Between April and July 1994, around 800,000 Rwandan Tutsi and Hutu opposed to the government were killed in a major human catastrophe of the 20th century. Many others were tortured, including women and girls subjected to rape and other forms of sexual abuse.
The Rwandan Patriotic Front (RPF), predominantly formed of Tutsi, launched a war from Uganda in 1990 posing a military and political challenge to the then government. Tutsi had themselves fled to Uganda to escape previous waves of violence and repression in Rwanda. As the war started, the authorities called on its supporters to help government forces fight the enemy: anyone identified as a supporter or potential supporter of the RPF. This became a deliberate strategy to kill Tutsi by the then government who manipulated the question of ethnicity in order to maintain power.

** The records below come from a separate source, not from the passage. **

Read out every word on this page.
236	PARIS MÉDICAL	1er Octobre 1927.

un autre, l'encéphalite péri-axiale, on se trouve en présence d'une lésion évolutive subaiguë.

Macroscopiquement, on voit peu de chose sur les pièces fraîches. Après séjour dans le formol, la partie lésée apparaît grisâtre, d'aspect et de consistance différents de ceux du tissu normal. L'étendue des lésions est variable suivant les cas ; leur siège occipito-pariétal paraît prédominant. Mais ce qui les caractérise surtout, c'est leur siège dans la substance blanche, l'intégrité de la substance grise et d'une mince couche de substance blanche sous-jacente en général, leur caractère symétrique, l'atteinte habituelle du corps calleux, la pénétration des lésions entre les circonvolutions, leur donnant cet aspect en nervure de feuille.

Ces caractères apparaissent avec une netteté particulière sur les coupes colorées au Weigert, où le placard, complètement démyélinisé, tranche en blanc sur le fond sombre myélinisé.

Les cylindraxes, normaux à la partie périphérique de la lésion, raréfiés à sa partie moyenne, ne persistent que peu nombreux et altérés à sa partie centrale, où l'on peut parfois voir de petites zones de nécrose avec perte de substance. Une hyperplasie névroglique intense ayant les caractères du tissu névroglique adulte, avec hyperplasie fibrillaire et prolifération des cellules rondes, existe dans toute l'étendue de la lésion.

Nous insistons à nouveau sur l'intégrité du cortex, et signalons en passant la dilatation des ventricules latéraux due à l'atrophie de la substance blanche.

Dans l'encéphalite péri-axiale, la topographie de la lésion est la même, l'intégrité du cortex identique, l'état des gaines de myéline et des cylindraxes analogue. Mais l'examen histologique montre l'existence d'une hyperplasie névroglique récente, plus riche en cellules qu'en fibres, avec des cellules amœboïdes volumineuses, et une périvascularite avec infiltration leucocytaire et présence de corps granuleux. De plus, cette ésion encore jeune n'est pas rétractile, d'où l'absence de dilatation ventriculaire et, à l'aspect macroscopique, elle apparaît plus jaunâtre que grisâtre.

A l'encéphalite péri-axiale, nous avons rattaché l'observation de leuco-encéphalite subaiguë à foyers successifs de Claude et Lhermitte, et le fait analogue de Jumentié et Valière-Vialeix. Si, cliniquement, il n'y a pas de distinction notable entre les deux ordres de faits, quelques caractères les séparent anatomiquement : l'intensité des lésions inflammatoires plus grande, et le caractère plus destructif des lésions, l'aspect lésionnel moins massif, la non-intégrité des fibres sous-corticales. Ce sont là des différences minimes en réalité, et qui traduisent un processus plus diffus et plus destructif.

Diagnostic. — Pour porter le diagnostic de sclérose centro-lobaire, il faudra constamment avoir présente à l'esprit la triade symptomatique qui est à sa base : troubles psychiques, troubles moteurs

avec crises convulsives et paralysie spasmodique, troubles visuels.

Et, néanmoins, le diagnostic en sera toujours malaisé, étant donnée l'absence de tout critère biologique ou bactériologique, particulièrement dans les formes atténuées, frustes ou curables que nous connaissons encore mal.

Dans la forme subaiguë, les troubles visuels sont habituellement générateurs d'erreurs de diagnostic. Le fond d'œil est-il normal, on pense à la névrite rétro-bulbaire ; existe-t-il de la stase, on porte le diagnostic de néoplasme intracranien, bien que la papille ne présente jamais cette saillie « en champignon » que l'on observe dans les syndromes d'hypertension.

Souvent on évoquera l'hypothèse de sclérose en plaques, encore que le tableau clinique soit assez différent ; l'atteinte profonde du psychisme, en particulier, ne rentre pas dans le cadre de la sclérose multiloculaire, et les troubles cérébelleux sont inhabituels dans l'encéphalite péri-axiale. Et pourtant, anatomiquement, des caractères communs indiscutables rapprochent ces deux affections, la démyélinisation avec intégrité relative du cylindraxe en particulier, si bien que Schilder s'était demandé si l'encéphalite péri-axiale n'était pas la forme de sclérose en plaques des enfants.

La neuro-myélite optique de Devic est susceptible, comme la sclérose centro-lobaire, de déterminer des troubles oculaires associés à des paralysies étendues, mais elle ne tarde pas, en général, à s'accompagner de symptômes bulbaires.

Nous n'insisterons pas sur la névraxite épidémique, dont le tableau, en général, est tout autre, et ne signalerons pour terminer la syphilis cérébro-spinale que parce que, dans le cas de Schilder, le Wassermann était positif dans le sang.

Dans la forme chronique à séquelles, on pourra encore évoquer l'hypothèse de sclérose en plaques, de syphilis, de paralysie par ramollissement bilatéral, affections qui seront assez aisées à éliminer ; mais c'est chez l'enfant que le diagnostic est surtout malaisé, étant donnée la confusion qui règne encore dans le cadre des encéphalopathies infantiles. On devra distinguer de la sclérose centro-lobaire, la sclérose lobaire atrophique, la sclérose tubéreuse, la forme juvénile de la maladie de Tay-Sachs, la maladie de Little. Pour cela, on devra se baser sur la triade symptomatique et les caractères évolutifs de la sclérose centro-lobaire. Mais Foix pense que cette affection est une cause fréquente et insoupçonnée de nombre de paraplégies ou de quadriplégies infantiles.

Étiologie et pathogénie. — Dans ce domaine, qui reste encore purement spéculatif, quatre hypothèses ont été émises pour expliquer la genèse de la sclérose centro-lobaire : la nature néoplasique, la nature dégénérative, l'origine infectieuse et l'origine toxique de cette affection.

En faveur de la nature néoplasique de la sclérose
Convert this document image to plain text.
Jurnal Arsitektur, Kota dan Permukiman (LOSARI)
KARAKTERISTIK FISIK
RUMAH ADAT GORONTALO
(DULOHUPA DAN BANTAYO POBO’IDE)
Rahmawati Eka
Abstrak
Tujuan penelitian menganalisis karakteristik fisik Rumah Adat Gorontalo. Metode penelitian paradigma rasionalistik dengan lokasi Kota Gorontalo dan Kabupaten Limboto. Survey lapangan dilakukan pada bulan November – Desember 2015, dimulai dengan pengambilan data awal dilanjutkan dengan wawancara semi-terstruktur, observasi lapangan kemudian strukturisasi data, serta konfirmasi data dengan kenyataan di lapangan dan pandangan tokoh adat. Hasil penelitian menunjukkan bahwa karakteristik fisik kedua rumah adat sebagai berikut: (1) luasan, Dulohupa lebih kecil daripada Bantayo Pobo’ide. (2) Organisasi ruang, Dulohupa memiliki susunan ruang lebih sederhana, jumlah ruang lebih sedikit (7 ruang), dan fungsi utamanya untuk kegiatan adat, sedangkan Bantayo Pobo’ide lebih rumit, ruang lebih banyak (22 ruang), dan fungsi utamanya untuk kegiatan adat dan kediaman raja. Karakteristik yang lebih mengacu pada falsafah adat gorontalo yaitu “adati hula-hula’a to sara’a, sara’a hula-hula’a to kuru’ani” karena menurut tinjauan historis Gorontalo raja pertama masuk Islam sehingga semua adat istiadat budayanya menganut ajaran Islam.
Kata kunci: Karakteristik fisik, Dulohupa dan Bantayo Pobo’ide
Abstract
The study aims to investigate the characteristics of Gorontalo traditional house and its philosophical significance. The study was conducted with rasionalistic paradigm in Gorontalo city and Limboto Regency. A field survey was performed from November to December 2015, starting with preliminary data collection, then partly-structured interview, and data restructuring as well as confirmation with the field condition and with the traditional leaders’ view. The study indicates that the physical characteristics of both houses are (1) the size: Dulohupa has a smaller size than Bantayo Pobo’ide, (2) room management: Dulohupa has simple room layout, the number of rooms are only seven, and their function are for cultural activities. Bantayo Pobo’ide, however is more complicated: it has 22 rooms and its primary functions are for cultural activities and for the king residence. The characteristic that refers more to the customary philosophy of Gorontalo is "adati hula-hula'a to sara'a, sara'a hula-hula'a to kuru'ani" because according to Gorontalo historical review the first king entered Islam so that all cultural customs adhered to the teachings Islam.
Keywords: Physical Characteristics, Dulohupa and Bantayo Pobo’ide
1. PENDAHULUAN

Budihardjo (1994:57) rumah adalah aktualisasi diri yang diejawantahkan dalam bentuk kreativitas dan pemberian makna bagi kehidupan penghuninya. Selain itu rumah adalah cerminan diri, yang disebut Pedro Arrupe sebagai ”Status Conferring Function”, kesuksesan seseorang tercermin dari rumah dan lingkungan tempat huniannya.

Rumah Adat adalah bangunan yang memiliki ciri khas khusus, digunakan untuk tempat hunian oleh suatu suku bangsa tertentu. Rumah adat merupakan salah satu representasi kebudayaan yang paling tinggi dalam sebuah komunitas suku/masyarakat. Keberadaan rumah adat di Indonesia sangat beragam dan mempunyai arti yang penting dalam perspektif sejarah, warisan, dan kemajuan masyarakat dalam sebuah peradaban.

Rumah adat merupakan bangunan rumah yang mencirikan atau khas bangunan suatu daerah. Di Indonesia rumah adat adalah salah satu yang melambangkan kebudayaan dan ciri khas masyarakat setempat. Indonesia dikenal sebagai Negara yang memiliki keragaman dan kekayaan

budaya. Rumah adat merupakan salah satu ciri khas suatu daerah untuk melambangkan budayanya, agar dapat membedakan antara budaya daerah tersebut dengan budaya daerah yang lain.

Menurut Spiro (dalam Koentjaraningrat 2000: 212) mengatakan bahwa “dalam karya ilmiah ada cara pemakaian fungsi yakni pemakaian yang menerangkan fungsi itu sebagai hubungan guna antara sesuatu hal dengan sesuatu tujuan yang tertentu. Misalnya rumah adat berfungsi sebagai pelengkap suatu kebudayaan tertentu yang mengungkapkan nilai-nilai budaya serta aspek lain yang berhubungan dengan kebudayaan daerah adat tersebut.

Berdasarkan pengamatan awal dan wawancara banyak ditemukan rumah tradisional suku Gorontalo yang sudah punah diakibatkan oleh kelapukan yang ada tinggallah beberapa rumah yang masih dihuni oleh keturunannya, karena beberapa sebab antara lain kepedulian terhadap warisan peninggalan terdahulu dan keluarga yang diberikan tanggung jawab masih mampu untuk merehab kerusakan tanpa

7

On 6 April 1994, a plane carrying the Rwandan President Juvénal Habyarimana, and the Burundian President Cyprien Ntaryamira, was shot down over Rwanda’s capital, Kigali, triggering ethnic killings on an unprecedented scale. National radio, including Radio Rwanda and Radio Télévision Libre des Mille Collines, helped communicate messages of ethnic hatred and incited Hutu to kill. Official plans conceived by government to eliminate Tutsi, and Hutu opposed to the authorities, were carried out with unquestioning and brutal efficiency. The government provided training and distributed arms including machetes to its supporters from the former ruling party, the National Republican Movement for Democracy and Development (MRND), its youth wing, the interahamwe (‘those who attack together’), its ally, the Coalition for the Defence of the Republic (CDR) and its youth wing.